5.1
Kesimpulan
Berdasarkan
hasil penelitian dan pembahasan penulis di atas, dapat disimpulkan bahwa
pelaksanaan Pendidikan Agama Kristen di SMK Tarunatama Getasan Salatiga
ditinjau dari pendidikan multikultural. Sudah terlaksana, serta peserta didik
dan fasilitator/pendidik juga bisa mengikuti dan melaksanakan dengan baik. Dalam
proses kegiatan belajar mengajar PAK di sekolah, serta dengan kegiatan belajar
yang lainnya. Meskipun
sekolah berbasis Yayasan Kristen, namun dalam tindakan dan perlakuannya begitu terbuka dan toleran
terhadap peserta didik dan fasilitator/pendidik, bahkan sampai kepada
masyarakat sekitarnya.
Dengan melihat
berbagai pendekatan dan pengertian pendidikan multikultural, disimpulkan bahwa
pendidikan multikultural adalah sebuah proses pengembangan yang tidak mengenal
sekat-sekat dalam interaksi manusia. Sebagai wahana pengembangan potensi,
pendidikan multikultural adalah pendidikan yang menghargai heterogenitas dan
pluralitas, pendidikan yang menjunjung tinggi nilai kebudayaan, etnis, suku,
dan agama.
Pendidikan
multikultural didefinisikan sebagai sebuah kebijakan sosial yang didasarkan
pada prinsip-prinsip pemeliharaan budaya dan saling memiliki rasa hormat antara
seluruh kelompok budaya di dalam masyarakat. Pendidikan multikultural merupakan
respons terhadap perkembangan keragaman populasi sekolah, sebagaimana tuntutan
persamaan hak bagi setiap kelompok. Hal ini dapat diartikan bahwa pendidikan
multikultural adalah pendidikan yang mencakup seluruh peserta didik tanpa membedakan
kelompok-kelompoknya, seperti gender, etnis, ras, budaya, strata sosial dan
agama. Seperti yang dikatakan oleh James Banks, bahwa semua peserta didik,
terlepas dari kelompok mana mereka berasal, seperti yang berkaitan dengan
gender, etnis, ras, budaya, kelas sosial, agama atau perkecualiannya harus
mengalami kesederajatan pendidikan.
Menurut penulis berdasarkan teori Banks dalam pendidikan
multikultural di Sekolah SMK Tarunatama, pada pendekatan kontribusi dan aditif.

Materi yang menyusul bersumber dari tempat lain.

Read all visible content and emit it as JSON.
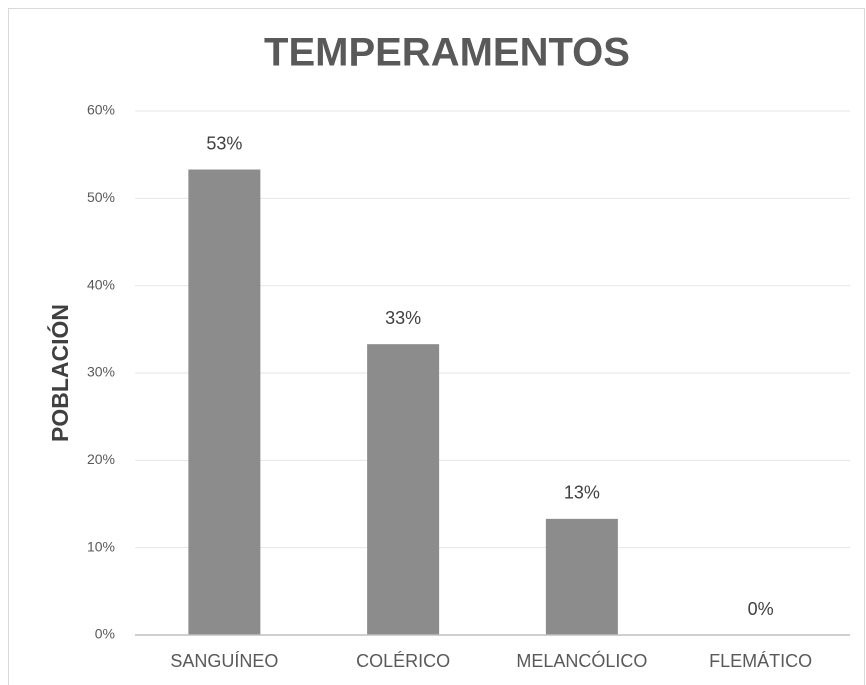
{
  "chart_data": {
    "type": "bar",
    "title": "TEMPERAMENTOS",
    "y_label": "POBLACIÓN",
    "categories": [
      "SANGUÍNEO",
      "COLÉRICO",
      "MELANCÓLICO",
      "FLEMÁTICO"
    ],
    "values": [
      53.3,
      33.3,
      13.3,
      0
    ],
    "value_labels": [
      "53%",
      "33%",
      "13%",
      "0%"
    ],
    "color": "#8c8c8c",
    "ylim": [
      0,
      60
    ],
    "yticks": [
      {
        "value": 0,
        "label": "0%"
      },
      {
        "value": 10,
        "label": "10%"
      },
      {
        "value": 20,
        "label": "20%"
      },
      {
        "value": 30,
        "label": "30%"
      },
      {
        "value": 40,
        "label": "40%"
      },
      {
        "value": 50,
        "label": "50%"
      },
      {
        "value": 60,
        "label": "60%"
      }
    ],
    "grid": true
  }
}
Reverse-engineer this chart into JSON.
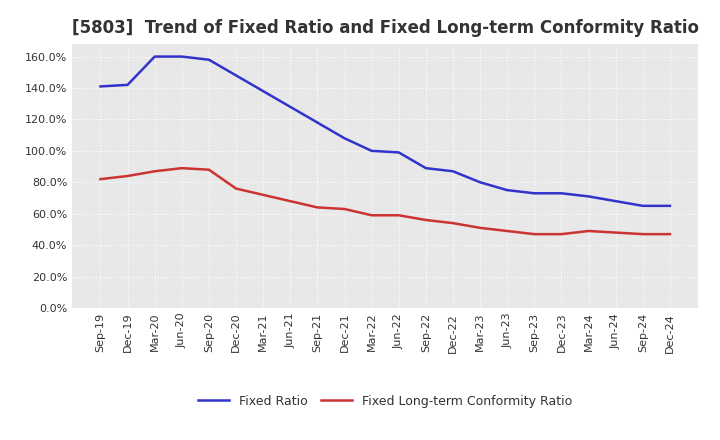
{
  "title": "[5803]  Trend of Fixed Ratio and Fixed Long-term Conformity Ratio",
  "x_labels": [
    "Sep-19",
    "Dec-19",
    "Mar-20",
    "Jun-20",
    "Sep-20",
    "Dec-20",
    "Mar-21",
    "Jun-21",
    "Sep-21",
    "Dec-21",
    "Mar-22",
    "Jun-22",
    "Sep-22",
    "Dec-22",
    "Mar-23",
    "Jun-23",
    "Sep-23",
    "Dec-23",
    "Mar-24",
    "Jun-24",
    "Sep-24",
    "Dec-24"
  ],
  "fixed_ratio": [
    141,
    142,
    160,
    160,
    158,
    148,
    138,
    128,
    118,
    108,
    100,
    99,
    89,
    87,
    80,
    75,
    73,
    73,
    71,
    68,
    65,
    65
  ],
  "fixed_lt_ratio": [
    82,
    84,
    87,
    89,
    88,
    76,
    72,
    68,
    64,
    63,
    59,
    59,
    56,
    54,
    51,
    49,
    47,
    47,
    49,
    48,
    47,
    47
  ],
  "fixed_ratio_color": "#3333CC",
  "fixed_lt_ratio_color": "#CC3333",
  "ylim": [
    0,
    168
  ],
  "yticks": [
    0,
    20,
    40,
    60,
    80,
    100,
    120,
    140,
    160
  ],
  "plot_bg_color": "#E8E8E8",
  "fig_bg_color": "#FFFFFF",
  "grid_color": "#FFFFFF",
  "title_color": "#333333",
  "legend_fixed_ratio": "Fixed Ratio",
  "legend_fixed_lt_ratio": "Fixed Long-term Conformity Ratio",
  "title_fontsize": 12,
  "axis_fontsize": 8,
  "legend_fontsize": 9
}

Pendekatan kontribusi ialah, terdiri dari pengenalan pahlawan, komponen budaya,
hari libur dan elemen lain yang berhubungan dengan kelompok etnis ditambahkan
pada kurikulum tanpa mengubah strukturnya. Pendekatan aditif ialah, terdiri
dari penambahan materi, konsep, tema, dan perspektif ke dalam kurikulum, dengan
strukturnya yang tetap tidak berubah. Pada pencapaian pendekatan level ke 2 ini
merupakan pendekatan yang mendasar dalam pendidikan multikultural. Karena peserta
didik hanya diajak untuk mengenal dan memahami keragaman budaya dalam setiap
masing-masing kelompok. Belum sampai kepada penambahan isu-isu dan tema ke
dalam kurikulum, dan juga belum sampai melakukan aksi sosial. Manfaat dari
teori Banks dalam pencapaian pendekatan level ke 2 ini, untuk membantu peserta
didik agar cakap berpartisipasi penuh dalam kehidupan masyarakat secara
kreatif, inovatif dan imaginatif. Juga untuk membantu peserta didik memiliki
sikap dan prilaku positif, arif dan kritis dalam menghadapi keberagaman budaya,
suku, ras, agama, dan juga kategori yang direkontruksi secara sosial, seperti
gender, dan kelas sosial.
Pelaksanaan Pendidikan Agama
Kristen di Sekolah SMK Tarunatama menerapkan nilai-nilai Kristiani yang secara
universal atau setiap peserta didik mampu menerimanya. Dalam proses pelaksanaan
belajar mengajar, nilai-nilai tersebut muncul dalam mata pelajaran Pendidikan
Agama Kristen maupun mata pelajaran lainnya. Sehingga nilai-nilai tersebut
dijadikan alat ukur untuk mengetahui kemampuan peserta didik dalam proses
tindakan dan prilaku yang dilakukan di Sekolah maupun di luar Sekolah.
Pendidikan Agama Kristen sebagai
salah satu mata pelajaran wajib dalam kurikulum nasional, yang dilaksanakan di
sekolah-sekolah merupakan salah satu sarana untuk mendidik anak agar dapat
meneladani Yesus Kristus dalam sikap
hidupnya. Diharapkan peserta didik dapat lebih mengasihi Allah serta dapat
menunjukan kasih itu kepada sesama dan ciptaan-Nya dalam kehidupan sehari-hari.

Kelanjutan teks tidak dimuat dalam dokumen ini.